> Hole – Violet
> Placebo – Slackerbitch
> Deftones – Be Quiet And Drive (Far Away)
> Marilyn Manson – The Last Day On Earth
> Marilyn Manson – Kiddie Grinder
“The Last Day On Earth” is a good song. It’s sad. Kind of how I feel right now. I don’t get love–I finally find someone that I can really love, but I’m bored out of my mind. Is it eletist to break up with someone because they don’t read? I’d almost rather be alone than be with someone who doesn’t get me. Yes, that was an allusion to The Good Girl. Hm. Boring. I’m supposed to see him today. I’m going to get lipstick all over him, lol. I have to say I look good in black lipstick. There’s a great quote in the library today:
“Half of the American people have never voted for president, and half of the American people have never read a newspaper. One hopes it’s not the same half”
–Gore Vidal
I like Gore Vidal, although I’ve never read anything he’s written. Well, actually that’s not true, he wrote an introduction to Of Human Bondage. Tawna is sitting across from me in the little computer cloister. The computers are in the way. I can only see the tip top of her head.
Last night I ate dinner, washed the dishes, wrote a blog post, and retired to my room to read around seven. I was exhausted. I’d finished Cat’s Cradle before my blog post, so I started reading Franz Kafka’s The Trial again. It’s getting kind of good. I have an anthology of Kafka’s short stories, but the first one was really confusing, so I never started it. I only got it because it had “The Metamorphosis” in it. Hm. I went to sleep around eight, woke up around ten, went back to sleep–woke up again around six. I think I had weird dreams, but nothing too nightmarish. Got ready for school, did my makeup, ate, and twenty minutes later I was in the Drift Office. I was going to work on my story, but the damn Internet didn’t work, so I dragged out my Religions of the World book and started reading. I swear, that author guy says in seven sentences what I could say in one word. But I guess that’s how he gets the big bucks. Ah, I see Mr. Hatfield and the other cronies from the High School. What assholes. I hope they die painful deaths. Like Cancer. Well, Mr. Hadfield’s wife died of cancer, I think. Or she went crazy–something like that. He got his just desserts. (in Nelson from the Simpsons voice) “HA HA.”

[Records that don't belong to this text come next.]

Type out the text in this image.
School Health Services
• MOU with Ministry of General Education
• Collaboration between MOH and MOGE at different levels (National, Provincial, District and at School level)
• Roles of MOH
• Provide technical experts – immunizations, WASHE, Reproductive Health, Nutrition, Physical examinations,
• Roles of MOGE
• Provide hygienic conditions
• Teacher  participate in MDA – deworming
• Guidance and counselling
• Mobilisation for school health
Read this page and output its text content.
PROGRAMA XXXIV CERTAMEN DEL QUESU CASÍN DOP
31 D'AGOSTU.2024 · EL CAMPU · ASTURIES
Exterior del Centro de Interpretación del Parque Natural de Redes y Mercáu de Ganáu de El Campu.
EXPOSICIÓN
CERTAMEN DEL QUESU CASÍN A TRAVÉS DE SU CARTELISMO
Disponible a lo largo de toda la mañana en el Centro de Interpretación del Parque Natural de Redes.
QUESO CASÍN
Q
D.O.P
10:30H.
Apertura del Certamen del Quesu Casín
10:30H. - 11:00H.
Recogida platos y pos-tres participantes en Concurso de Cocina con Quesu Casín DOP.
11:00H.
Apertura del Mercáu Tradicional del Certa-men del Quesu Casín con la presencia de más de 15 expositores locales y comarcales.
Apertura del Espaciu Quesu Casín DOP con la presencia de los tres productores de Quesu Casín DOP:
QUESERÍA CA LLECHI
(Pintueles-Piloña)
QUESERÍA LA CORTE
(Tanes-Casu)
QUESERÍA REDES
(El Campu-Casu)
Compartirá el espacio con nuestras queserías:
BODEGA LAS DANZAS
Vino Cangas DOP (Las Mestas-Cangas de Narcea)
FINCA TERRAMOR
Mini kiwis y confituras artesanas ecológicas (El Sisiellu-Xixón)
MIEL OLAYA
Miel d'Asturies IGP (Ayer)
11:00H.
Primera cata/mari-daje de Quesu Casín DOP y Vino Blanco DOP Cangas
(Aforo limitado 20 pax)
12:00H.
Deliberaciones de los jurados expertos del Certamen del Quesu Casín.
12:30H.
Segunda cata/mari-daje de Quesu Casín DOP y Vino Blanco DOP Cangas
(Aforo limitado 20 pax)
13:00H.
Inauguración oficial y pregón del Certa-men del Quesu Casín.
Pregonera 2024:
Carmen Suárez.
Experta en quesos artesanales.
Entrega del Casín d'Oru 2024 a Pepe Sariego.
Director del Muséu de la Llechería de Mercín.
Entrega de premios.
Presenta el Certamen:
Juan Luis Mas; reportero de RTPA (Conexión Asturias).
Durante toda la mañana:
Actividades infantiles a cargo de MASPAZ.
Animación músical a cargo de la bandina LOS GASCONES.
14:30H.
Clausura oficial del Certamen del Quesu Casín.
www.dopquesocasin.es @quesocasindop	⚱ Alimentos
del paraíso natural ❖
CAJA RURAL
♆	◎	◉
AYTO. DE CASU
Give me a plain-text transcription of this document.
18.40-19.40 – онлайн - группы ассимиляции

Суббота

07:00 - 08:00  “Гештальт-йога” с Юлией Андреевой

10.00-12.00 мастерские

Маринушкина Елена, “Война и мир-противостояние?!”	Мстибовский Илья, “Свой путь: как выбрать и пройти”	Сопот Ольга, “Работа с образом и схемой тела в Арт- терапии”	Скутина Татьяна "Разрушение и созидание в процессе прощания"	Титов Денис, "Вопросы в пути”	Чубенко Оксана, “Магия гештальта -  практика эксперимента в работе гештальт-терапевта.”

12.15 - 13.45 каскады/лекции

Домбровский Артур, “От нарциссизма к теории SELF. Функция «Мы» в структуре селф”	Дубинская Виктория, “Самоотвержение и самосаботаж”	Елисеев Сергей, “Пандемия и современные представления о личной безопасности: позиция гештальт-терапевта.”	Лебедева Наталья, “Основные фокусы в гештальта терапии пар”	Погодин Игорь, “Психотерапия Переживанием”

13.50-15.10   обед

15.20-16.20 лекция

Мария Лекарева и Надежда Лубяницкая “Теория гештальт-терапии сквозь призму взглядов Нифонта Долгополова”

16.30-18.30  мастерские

Anyway, I have class in an hour. I’m really bored.
“Did you pray to Jesus on that?”
“Yeah, Jesus says take it to the hole!”
Lol. I amuse myself. Perhaps I shouldn’t do it for the world to read. Hmm. Oh yeah, Kelly e-mailed me. I have a reply window open, maybe I should do that instead of jabbering to myself. Typing to myself is like—textual masturbation. Oh, I read the coolest thing in my Religions OTW book, Freud says that God is just a repressed infantile father image. That makes so much sense! Props to you, Freud. I don’t know what that means, but MTV tells me that I will be cool if I say it becuase black people are cool and they say it. I really do amuse myself. “Props.” It makes me smile. Other things I say that make me smile:
Fuck MTV.
It’s because they’re gay.
How homosexual.
This is the best movie ever!
This is the best song ever!
OMG, you listen to Nine Inch Nails?
You listen to Manson too?
Fuck you, Starr/Ashley
Oh, Starr called me last night, she moved to Eureka. THANK THE FUCKING GODS. I love that she’s gone. And I heard Ashley moved to Chico. Mouhahahahaha. The world really isn’t as cruel as I always imagined it to be. There’s Mr. Hatfield again, I want to run up to go him and do a dance around him chanting “Dead wife, dead wife, ha ha ha ha ha ha.” But that would be incredibly rude. But also incredibly amusing–well, to me. God, I amuse myself. Off to write Kelly back.